MERCATI – Addio alla follia di marzo e benvenuto al… pesce d’aprile? A cura di Fabrizio Quirighetti di DECALIA. Anche se finalmente ci lasciamo alle spalle un primo trimestre epico e frenetico, dubito che avremo tempo per riposare, dato che i mercati dovranno ancora fare i conti con un fitto calendario economico questa settimana, oltre al contesto geopolitico ancora instabile. Di sicuro, l’impatto del conflitto con l’Iran continuerà a essere in primo piano, ma l’attenzione degli investitori inizierà a spostarsi nuovamente sul contesto economico, dato che ora verranno pubblicati gli indicatori di marzo. Il rapporto sull’occupazione statunitense sarà il punto chiave, ma si noti che verrà pubblicato il Venerdì Santo, quando i mercati statunitensi saranno chiusi. Il consenso prevede che la variazione mensile dei posti di lavoro torni in territorio positivo (+55.000) dopo il calo di -92.000 di febbraio, con un tasso di disoccupazione e una crescita salariale sostanzialmente invariati rispettivamente al 4,4% e al +0,3% su base mensile.

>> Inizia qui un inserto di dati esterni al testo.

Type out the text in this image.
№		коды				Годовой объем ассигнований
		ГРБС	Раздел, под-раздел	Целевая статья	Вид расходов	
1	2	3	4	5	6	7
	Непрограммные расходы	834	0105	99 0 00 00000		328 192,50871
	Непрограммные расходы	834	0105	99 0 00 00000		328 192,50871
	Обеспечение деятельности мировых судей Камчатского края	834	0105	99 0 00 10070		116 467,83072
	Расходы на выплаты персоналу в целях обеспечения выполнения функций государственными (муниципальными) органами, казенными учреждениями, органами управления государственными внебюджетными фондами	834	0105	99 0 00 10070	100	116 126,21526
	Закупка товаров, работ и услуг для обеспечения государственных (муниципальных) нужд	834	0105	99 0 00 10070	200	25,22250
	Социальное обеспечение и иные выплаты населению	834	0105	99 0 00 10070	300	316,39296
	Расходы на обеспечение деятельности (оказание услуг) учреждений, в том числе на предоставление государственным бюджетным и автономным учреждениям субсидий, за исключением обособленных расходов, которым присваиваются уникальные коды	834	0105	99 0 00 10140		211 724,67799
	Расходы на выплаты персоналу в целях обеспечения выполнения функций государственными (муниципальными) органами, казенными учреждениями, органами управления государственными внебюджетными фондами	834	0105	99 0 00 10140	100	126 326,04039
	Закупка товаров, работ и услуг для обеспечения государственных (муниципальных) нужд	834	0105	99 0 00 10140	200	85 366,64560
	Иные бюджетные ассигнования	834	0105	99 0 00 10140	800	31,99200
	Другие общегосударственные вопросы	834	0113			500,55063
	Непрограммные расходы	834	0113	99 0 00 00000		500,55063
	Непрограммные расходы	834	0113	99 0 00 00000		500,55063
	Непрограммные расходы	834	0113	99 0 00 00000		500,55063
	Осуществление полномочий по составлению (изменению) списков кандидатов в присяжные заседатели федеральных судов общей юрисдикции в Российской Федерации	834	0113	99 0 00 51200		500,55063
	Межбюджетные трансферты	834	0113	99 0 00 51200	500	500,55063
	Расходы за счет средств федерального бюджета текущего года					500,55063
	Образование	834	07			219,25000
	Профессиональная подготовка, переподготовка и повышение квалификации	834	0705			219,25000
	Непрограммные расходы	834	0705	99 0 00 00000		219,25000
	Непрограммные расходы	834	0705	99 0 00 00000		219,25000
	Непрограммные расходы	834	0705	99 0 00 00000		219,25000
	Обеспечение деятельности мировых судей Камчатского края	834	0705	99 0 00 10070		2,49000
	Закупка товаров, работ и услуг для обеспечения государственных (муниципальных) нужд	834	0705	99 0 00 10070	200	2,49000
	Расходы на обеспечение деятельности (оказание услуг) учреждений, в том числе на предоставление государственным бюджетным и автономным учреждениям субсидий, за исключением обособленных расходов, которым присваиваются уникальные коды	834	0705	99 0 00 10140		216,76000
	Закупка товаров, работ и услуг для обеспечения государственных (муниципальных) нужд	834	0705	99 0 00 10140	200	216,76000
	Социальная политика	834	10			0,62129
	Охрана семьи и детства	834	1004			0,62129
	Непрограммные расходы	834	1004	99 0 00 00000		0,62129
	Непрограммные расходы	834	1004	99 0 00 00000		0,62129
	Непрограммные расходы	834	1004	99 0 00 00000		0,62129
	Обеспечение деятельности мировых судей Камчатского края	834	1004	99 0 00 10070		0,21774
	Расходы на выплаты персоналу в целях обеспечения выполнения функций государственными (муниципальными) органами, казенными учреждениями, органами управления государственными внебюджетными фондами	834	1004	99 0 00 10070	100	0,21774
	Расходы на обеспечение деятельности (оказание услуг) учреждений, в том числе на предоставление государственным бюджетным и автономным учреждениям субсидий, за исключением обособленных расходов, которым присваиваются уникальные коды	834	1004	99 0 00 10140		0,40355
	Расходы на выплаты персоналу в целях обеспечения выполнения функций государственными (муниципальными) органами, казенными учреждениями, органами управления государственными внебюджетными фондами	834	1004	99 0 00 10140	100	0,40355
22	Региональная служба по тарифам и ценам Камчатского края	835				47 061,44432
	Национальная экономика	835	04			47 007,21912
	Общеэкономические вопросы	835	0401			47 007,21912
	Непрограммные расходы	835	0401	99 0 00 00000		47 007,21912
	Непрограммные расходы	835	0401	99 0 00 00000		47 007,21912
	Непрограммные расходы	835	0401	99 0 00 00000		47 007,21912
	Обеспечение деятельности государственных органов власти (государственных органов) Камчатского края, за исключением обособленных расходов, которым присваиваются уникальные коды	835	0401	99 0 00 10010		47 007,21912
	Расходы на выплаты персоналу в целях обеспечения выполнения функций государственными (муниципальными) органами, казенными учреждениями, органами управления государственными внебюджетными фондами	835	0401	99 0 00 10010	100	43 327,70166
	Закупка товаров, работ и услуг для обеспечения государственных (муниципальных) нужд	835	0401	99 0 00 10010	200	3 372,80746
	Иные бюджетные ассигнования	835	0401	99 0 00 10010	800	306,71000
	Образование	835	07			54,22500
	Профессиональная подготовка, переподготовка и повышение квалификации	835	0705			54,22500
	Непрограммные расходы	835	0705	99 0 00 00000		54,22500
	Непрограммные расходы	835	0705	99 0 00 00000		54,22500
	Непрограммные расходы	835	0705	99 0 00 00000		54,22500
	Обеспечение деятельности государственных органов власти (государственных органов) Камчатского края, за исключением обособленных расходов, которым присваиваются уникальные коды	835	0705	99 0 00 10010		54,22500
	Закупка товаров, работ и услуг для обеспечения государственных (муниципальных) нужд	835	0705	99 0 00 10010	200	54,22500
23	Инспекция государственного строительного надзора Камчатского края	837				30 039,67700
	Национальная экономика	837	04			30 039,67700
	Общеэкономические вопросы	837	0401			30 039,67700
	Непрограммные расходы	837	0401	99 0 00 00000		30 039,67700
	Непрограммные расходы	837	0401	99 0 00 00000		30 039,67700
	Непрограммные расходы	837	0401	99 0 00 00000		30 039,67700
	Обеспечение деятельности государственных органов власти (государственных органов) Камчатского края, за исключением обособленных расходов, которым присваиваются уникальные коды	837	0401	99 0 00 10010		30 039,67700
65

Mercati: la pubblicazione dei dati
Mercoledì verrà pubblicato anche l’indice ISM manifatturiero, che dovrebbe rimanere in territorio espansivo (ovvero sopra i 50) sia secondo il consenso che secondo il nostro modello proprietario basato sugli indici regionali; così come l’indice di fiducia dei consumatori del Conference Board, che deve aver subito un duro colpo a causa dell’impennata dei prezzi dell’energia, dell’aumento dei tassi ipotecari e del calo dei mercati azionari. Altri dati economici solitamente importanti, come le vendite al dettaglio o l’indice JOLTS sulle offerte di lavoro, saranno in qualche modo ignorati in quanto si riferiscono al mese di febbraio. Altrove, in Europa l’attenzione principale sarà rivolta agli indici CPI preliminari di marzo, mentre in Asia i riflettori saranno puntati sugli indici PMI di Cina e Giappone, mercoledì (settore manifatturiero) e venerdì (servizi), nonché sull’indagine trimestrale completa Tankan in Giappone, che copre piccole e grandi imprese sia nel settore manifatturiero che in quello dei servizi (mercoledì).